Ich weiß nicht, was ein supplicium ist. Auf dem Rückweg wiederhole ich mehrmals laut das fremde Wort, um Ina nachher danach zu fragen.
Auf den Stufen zum Haupthaus begegne ich der Meisterin. »Mädchen, gottlob, da bist du ja!«, empfängt sie mich. »Ich mache mir schon Gedanken, warum du so lange ausbleibst. Ist alles in Ordnung?«
»Der Priester wollte noch mit mir reden«, erkläre ich Märthe und stelle die Laterne ab.

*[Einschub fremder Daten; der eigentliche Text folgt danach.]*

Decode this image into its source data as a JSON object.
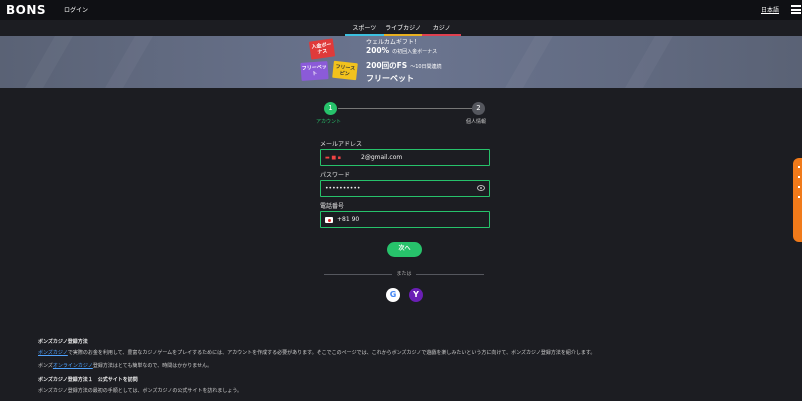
{
  "header": {
    "logo": "BONS",
    "login_label": "ログイン",
    "language_label": "日本語",
    "menu_icon": "hamburger-icon"
  },
  "tabs": [
    {
      "label": "スポーツ"
    },
    {
      "label": "ライブカジノ"
    },
    {
      "label": "カジノ"
    }
  ],
  "banner": {
    "card_deposit": "入金ボーナス",
    "card_freebet": "フリーベット",
    "card_freespin": "フリースピン",
    "welcome_gift": "ウェルカムギフト！",
    "bonus_percent": "200%",
    "bonus_percent_note": "の初回入金ボーナス",
    "fs": "200回のFS",
    "fs_note": "〜10日間連続",
    "freebet": "フリーベット"
  },
  "stepper": {
    "step1_number": "1",
    "step1_label": "アカウント",
    "step2_number": "2",
    "step2_label": "個人情報"
  },
  "form": {
    "email_label": "メールアドレス",
    "email_value": "2@gmail.com",
    "password_label": "パスワード",
    "password_value": "••••••••••",
    "phone_label": "電話番号",
    "phone_value": "+81 90",
    "next_label": "次へ"
  },
  "or_label": "または",
  "social": {
    "google_icon": "google-icon",
    "google_glyph": "G",
    "yahoo_icon": "yahoo-icon",
    "yahoo_glyph": "Y"
  },
  "seo": {
    "h1": "ボンズカジノ登録方法",
    "p1_link": "ボンズカジノ",
    "p1_text": "で実際のお金を利用して、豊富なカジノゲームをプレイするためには、アカウントを作成する必要があります。そこでこのページでは、これからボンズカジノで遊戯を楽しみたいという方に向けて、ボンズカジノ登録方法を紹介します。",
    "p2_pre": "ボンズ",
    "p2_link": "オンラインカジノ",
    "p2_text": "登録方法はとても簡単なので、時間はかかりません。",
    "h2": "ボンズカジノ登録方法１　公式サイトを訪問",
    "p3": "ボンズカジノ登録方法の最初の手順としては、ボンズカジノの公式サイトを訪れましょう。"
  },
  "colors": {
    "accent": "#27c26b",
    "background": "#1c1d22",
    "side_tab": "#f07a1a"
  }
}
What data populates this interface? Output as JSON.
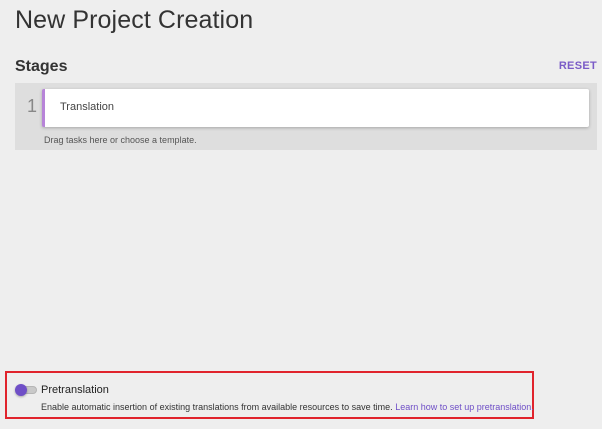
{
  "page": {
    "title": "New Project Creation"
  },
  "stages": {
    "title": "Stages",
    "reset_label": "RESET",
    "items": [
      {
        "number": "1",
        "label": "Translation"
      }
    ],
    "hint": "Drag tasks here or choose a template."
  },
  "pretranslation": {
    "label": "Pretranslation",
    "description": "Enable automatic insertion of existing translations from available resources to save time.",
    "link_text": "Learn how to set up pretranslation.",
    "enabled": false
  },
  "colors": {
    "accent": "#6f4fc7",
    "stage_border": "#b784d8",
    "highlight_box": "#e0232c",
    "background": "#eeeeee"
  }
}
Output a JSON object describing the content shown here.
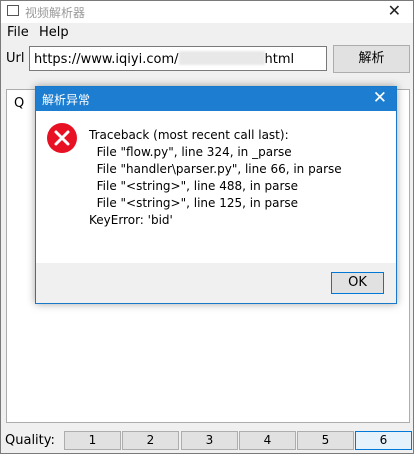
{
  "window": {
    "title": "视频解析器",
    "close_glyph": "✕"
  },
  "menu": {
    "file": "File",
    "help": "Help"
  },
  "url": {
    "label": "Url",
    "value_prefix": "https://www.iqiyi.com/",
    "value_suffix": "html"
  },
  "parse_button": "解析",
  "content": {
    "partial_text": "Q"
  },
  "quality": {
    "label": "Quality:",
    "options": [
      "1",
      "2",
      "3",
      "4",
      "5",
      "6"
    ],
    "selected": "6"
  },
  "dialog": {
    "title": "解析异常",
    "close_glyph": "✕",
    "icon": "error-icon",
    "lines": [
      "Traceback (most recent call last):",
      "  File \"flow.py\", line 324, in _parse",
      "  File \"handler\\parser.py\", line 66, in parse",
      "  File \"<string>\", line 488, in parse",
      "  File \"<string>\", line 125, in parse",
      "KeyError: 'bid'"
    ],
    "ok": "OK"
  },
  "colors": {
    "dialog_title": "#1d7ed1",
    "error_red": "#e81123",
    "focus_blue": "#0078d7"
  }
}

»Dann ist es ja gut«, sagt sie. »Lauf in die Küche und hole dir Brot! – Wir haben Effelins Krankenwachen abgesprochen. Elspet übernimmt mit dir die letzte Wache. Und schlafen tust du nicht in der Kräuterkammer. Ich habe dein Lager zu Ina in die Schreibstube bringen lassen.«
Ich danke, laufe zum Hofbrunnen, trinke und stapfe dann hinüber zum Garten. An seinem Ende, vor dem Heckenzaun, finde ich im blassen Sternenlicht die Reihe mit den ausgezogenen Möhren. Die wollte ich heute Nachmittag eigentlich in den Erdkeller tragen.
»Heute ist Gallustag*«, hatte Effelin in der Frühe beim Aufstehen gesagt. »Später als St. -Gallustag im Garten Frucht nicht bleiben mag! – So heißt die Wetterregel. Es eilt, dass wir die Möhren, Rüben und den Kohl einlagern!«
Was für ein schlimmer Tag daraus geworden ist.
Mit den Händen voll Möhren kehre ich zum Brunnen zurück, säubere sie und stecke mir gleich eine von den leckeren Früchten in den Mund. Sie schmeckt frisch und süß. Bestimmt besser als das Aschenbrot aus Avas Küche. Kauend, mit vollen Backen, gehe ich über den Hof zu Inas Schreibstube hinüber.
An ihrem abgeschrägten Schreibpult sitzt Ina und malt Buchstaben aufs Pergament. Sie dreht sich kurz nach mir um, nickt mir zu und schreibt weiter.
»Du musst neue Tinte machen«, sagt sie, während ich mein Nachtlager in Augenschein nehme. »Meine geht zu Ende. Und du musst mir neue Schreibfedern schneiden. Ich schreibe mit der letzten, die hat keine scharfe Zunge mehr. Ständig hängt sie am Pergament fest!«
Niemand darf Ina beim Schreiben stören. Märthe hat es allen Schwestern streng untersagt.
Ein falscher Buchstabe ist schlimm genug und ein falsches Wort ist eine ganze verdorbene Seite. Und wir haben niemand außer Ina, die in Deutsch und Latein schreiben und lesen kann. Also stört das Mädchen nicht bei der Arbeit! Das hat Märthe den Schwestern eingeschärft. Von Anfang an, seit Ina und ich hierher ins Schwesternhaus kamen.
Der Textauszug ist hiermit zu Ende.